Sejumlah elemen lintas agama menggelar deklarasi mengutuk aksi teror bom di Jatim, aksi di lakukan di depan Kantor Lakpesdam NU Jombang, Senin siang (14/05). [Arif Yulianto/ Bhirawa].

Jombang, Bhirawa
Sejumlah aksi teror bom di Jawa Timur (Jatim) yang dilakukan oleh kelompok teroris membuat sejumlah elemen di Jombang mulai dari Partai Politik (Parpol), Majelis Ulama Indonesia (MUI), dan komunitas lintas agama melakukan deklarasi sekaligus mengutuk aksi tersebut.
Di tiga lokasi berbeda di Jombang, aksi deklarasi dan mengutuk serangan teror bom yang dilakukan kelompok teroris di Jawa Timur di lakukan.
Aksi deklarasi pertama dilakukan oleh Partai Nasional Demokrat (NasDem) di kantor DPD NasDem Jombang, Senin siang (14/05). Ketua Dewan Pengurus Daerah (DPD) Partai NasDem Jombang, Muklinah Shohib, deklarasi yang dilakukan oleh pengurus DPD NasDem Jombang merupakan bentuk keprihatinan terhadap tindakan kekerasan yang terjadi di Indonesia yang tidak menunjukkan toleransi atas keberagaman.
“Negara kita adalah Negara yang Bhinneka Tunggal Ika, yang terdiri dari berbagai agama dan lain sebagainya, dan kita mempunyai hak hidup yang sama antara satu agama dengan agama yang lain. Partai Nasdem akan berada dibaris depan untuk mendorong pemerintah menyelesaikan masalah ini,” papar Muklinah Shohib kepada sejumlah wartawan, Senin (14/05).
Sementara itu, Ketua MUI Jombang, KH Kholil Dahlan mengatakan, bahwa MUI pusat maupun Jatim sudah mengeluarkan sikap mengenai kejadian teror bom di Jatim.
“Sikap itu antara lain adalah kita harus lebih waspada, sebab kelompok-kelompok teroris itu biasanya muncul karena sebab ketidakwaspadaan kita, kalau kita waspada insyallah tidak akan muncul hal-hal tersebut,” ujar,” Kyai Kholil.
Kyai Kholil menambahkan, kemunculan aksi teror bom yang terjadi di Surabaya Minggu (13/05) disebabkan adanya ketidakwaspadaan dari berbagai pihak.

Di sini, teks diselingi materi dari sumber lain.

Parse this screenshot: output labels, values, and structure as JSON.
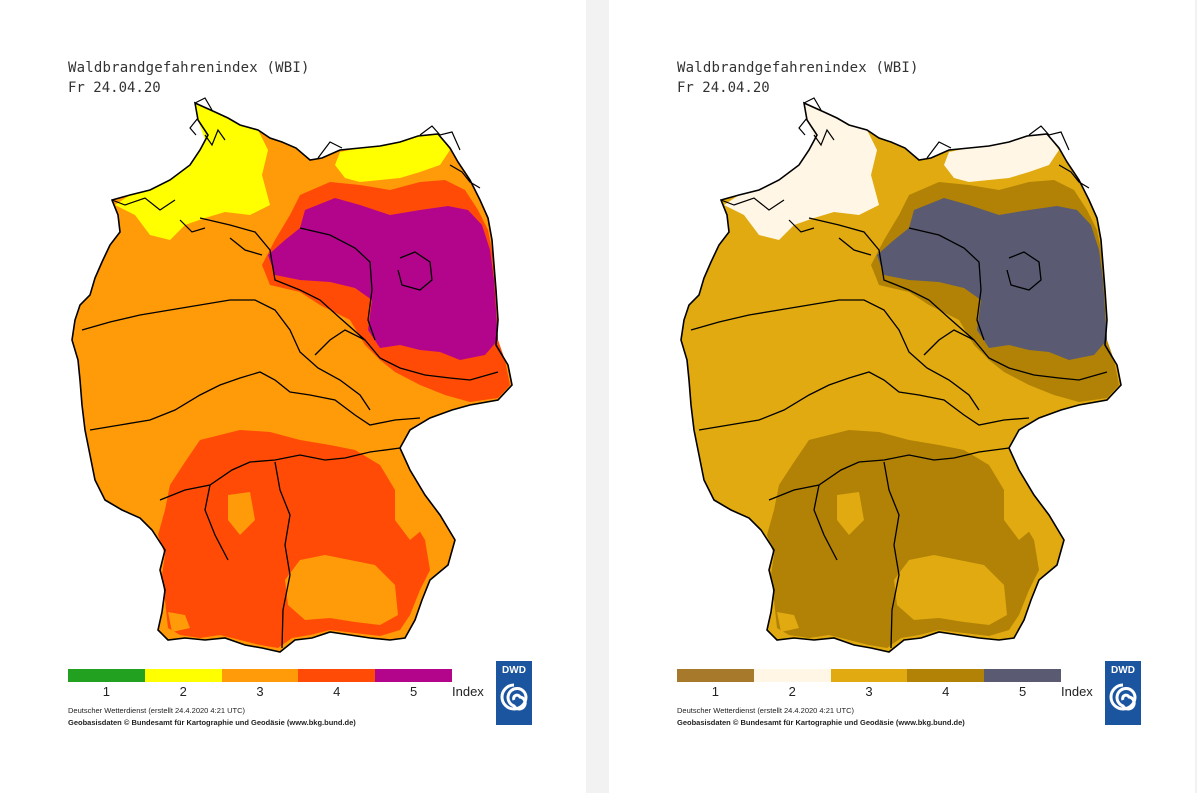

“Salah satu contoh kemarin di Surabaya muncul bom itu, ketika aparat keamanan dan ketertiban, para ulama fokus ikut kegiatan Istighosah, sehingga hampir semua fokus pengamanan di Polda, kemudian itu meledaknya kan jauh dari Polda, yang paling dekat di jalan Dipenogoro, itu,” tambahnya.

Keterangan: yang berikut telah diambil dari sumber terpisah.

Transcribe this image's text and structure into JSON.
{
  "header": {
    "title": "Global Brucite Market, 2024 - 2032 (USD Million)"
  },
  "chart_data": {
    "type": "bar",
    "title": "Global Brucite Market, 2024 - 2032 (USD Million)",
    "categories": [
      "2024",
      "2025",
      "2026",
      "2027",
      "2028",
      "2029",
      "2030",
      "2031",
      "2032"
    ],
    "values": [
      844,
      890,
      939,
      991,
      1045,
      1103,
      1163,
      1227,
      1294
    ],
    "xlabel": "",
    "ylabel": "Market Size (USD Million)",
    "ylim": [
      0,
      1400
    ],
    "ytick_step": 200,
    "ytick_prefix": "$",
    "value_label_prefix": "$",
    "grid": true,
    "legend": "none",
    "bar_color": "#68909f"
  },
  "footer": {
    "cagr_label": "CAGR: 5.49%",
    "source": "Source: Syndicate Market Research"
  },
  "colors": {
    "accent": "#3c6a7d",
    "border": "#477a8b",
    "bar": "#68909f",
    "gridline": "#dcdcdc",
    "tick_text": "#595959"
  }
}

Kata Kyai Kholil, hal tersebut menunjukkan bahwa orang yang merancang aksi teror tersebut sengaja menunggu lengahnya pengawasan oleh aparat keamanan.
” Hal itu menunjukkan bahwa orang yang merancang itu, perkiraan saya muncul waktunya tepat waktunya disesuaikan diwaktu istighosah itu, jadi mencari kelengahan,” tandasnya.

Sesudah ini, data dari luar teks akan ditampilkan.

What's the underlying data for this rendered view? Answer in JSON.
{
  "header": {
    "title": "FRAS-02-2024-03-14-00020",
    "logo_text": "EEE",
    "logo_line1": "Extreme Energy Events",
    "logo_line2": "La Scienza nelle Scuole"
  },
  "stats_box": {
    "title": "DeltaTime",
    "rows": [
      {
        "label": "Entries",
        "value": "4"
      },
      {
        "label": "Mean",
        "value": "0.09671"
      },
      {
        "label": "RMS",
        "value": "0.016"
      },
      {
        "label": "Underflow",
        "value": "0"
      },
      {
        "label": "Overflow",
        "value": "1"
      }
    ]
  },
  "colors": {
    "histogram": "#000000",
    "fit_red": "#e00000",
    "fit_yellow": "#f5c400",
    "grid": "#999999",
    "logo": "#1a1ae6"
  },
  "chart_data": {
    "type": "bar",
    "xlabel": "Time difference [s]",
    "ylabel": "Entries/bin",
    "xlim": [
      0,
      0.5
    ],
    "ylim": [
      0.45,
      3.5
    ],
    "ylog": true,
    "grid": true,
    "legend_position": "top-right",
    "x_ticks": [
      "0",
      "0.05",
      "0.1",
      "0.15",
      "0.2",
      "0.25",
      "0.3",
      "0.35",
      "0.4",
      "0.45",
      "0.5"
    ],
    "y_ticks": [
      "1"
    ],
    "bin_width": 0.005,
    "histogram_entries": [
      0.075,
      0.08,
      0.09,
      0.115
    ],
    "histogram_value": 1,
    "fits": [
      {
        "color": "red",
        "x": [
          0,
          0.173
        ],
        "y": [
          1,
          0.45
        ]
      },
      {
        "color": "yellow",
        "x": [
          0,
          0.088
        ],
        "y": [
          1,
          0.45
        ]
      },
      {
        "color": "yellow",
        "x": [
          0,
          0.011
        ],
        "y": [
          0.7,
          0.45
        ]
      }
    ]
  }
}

Selain itu, di tempat terpisah, sejumlah kelompok masyarakat lintas agama yang mengatasnamakan Aliansi Warga Kota Santri untuk Negara Kesatuan Republik Indonesia (NKRI) mengadakan deklarasi dan mengutuk aksi teror bom di Jawa Timur.
Dalam aksi tersebut juga dilontarkan tuntutan pada pemerintah dan Dewan Perwakilan Rakyat (DPR) untuk segera mengesahkan Rancangan Undang-Undang (RUU) Terorisme menjadi Undang-Undang (UU).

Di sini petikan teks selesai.